I have seen as a general rule that unless there is some struggle, we tend to be lazy and neglect our evolution. When all is fine, idyllic and peaceful, we tend to take life for granted and not move forward. For example, those who are happy do not feel a need to seek out happiness. As evolutionary stagnation is not an acceptable option in this world, challenges take birth with us to stimulate our movement and encourage us to activate those experiences we seek, we require, and for which we yearn. That adults later feel the pangs of some form of childhood trauma seems to be universal principle meant to encourage and stimulate us, not torture us.

We all have a very specific and unique nature that manifests from our energetic essence. As our essence is eternal and is characterized by a specific personality that does not change (although it expands), the only non-permanent energetic feature in our world is the manner in which our essence interacts with our physical being.

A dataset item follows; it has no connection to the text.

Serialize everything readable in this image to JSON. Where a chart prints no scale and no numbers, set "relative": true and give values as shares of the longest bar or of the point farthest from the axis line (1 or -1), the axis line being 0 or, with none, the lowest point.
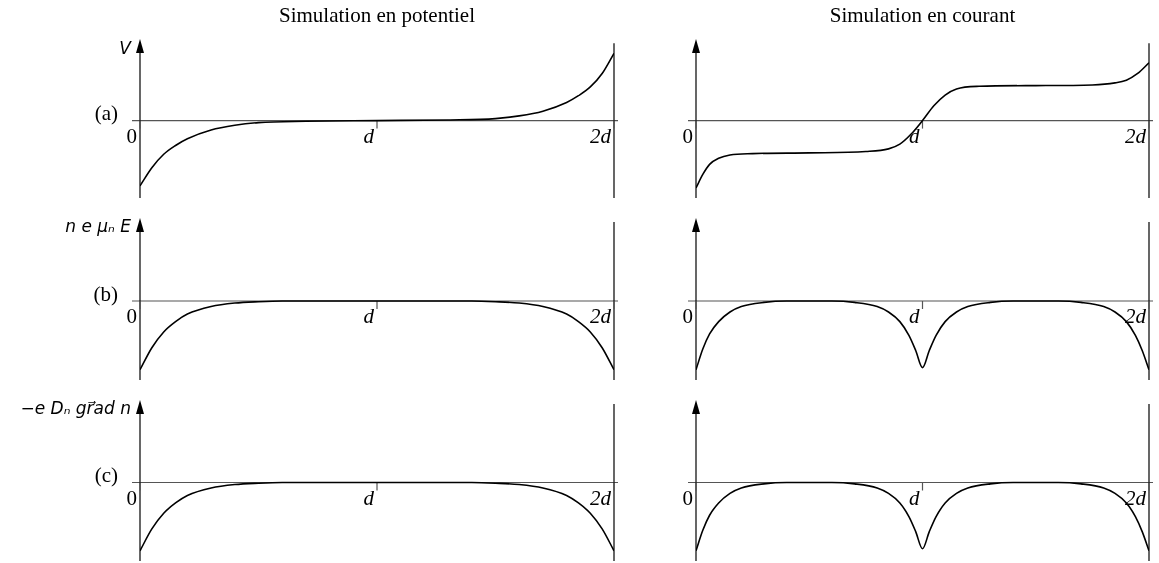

The change of body life after life creates the opportunity for us to gain a wider variety of experiences. As we cannot absorb too divergent a panorama of experiences within one lifetime without becoming energetically incapable of digesting them, we are given a limited range of experiences according to the corresponding physiological and emotional capacity of the union of our energetic and physical bodies. To fulfill our requirement for fresher beneficial challenges, we move sequentially in the next lifetime into newer experiences and opportunities meant to stimulate the expansion of our consciousness.

When we are in childhood, our "buttons" -- those sensitive points which always create strong reactions within us -- are regularly pushed by our family members. They know everything about us; they know how we act, react, feel and desire, and this makes them uniquely qualified to manipulate us, or even agitate us, at will. Often it seems as if they are playing our personality like an instrument. They may not be aware of how they affect us but the impact of these significant persons stimulating our most significant energy receptors sets into motion the revelation of the script of our lives by negatively or positively agitating our potential. As a reaction to their insensitivity or their encouragement, we seek out experiences to exonerate us from our childhood insufficiencies and prove our worth and goodness.

I suggest we see our early traumas differently. What if we saw them as a necessary stimulation to encourage or force our seeking out and accepting experiences appropriate to our present birth, rather than simply seeing our early days as burdens to be overcome? This point of view is similar to seeing the glass as half full instead of half empty. Adjusting our thoughts about our childhood can empower us to more enthusiastically accept ourselves and those experiences we have had or could/should have for the sake of our evolution. This seems better than lamenting and being depressed.

Obviously I am focusing my reply to the subject of your question and therefore neglecting other factors which significantly affect all people.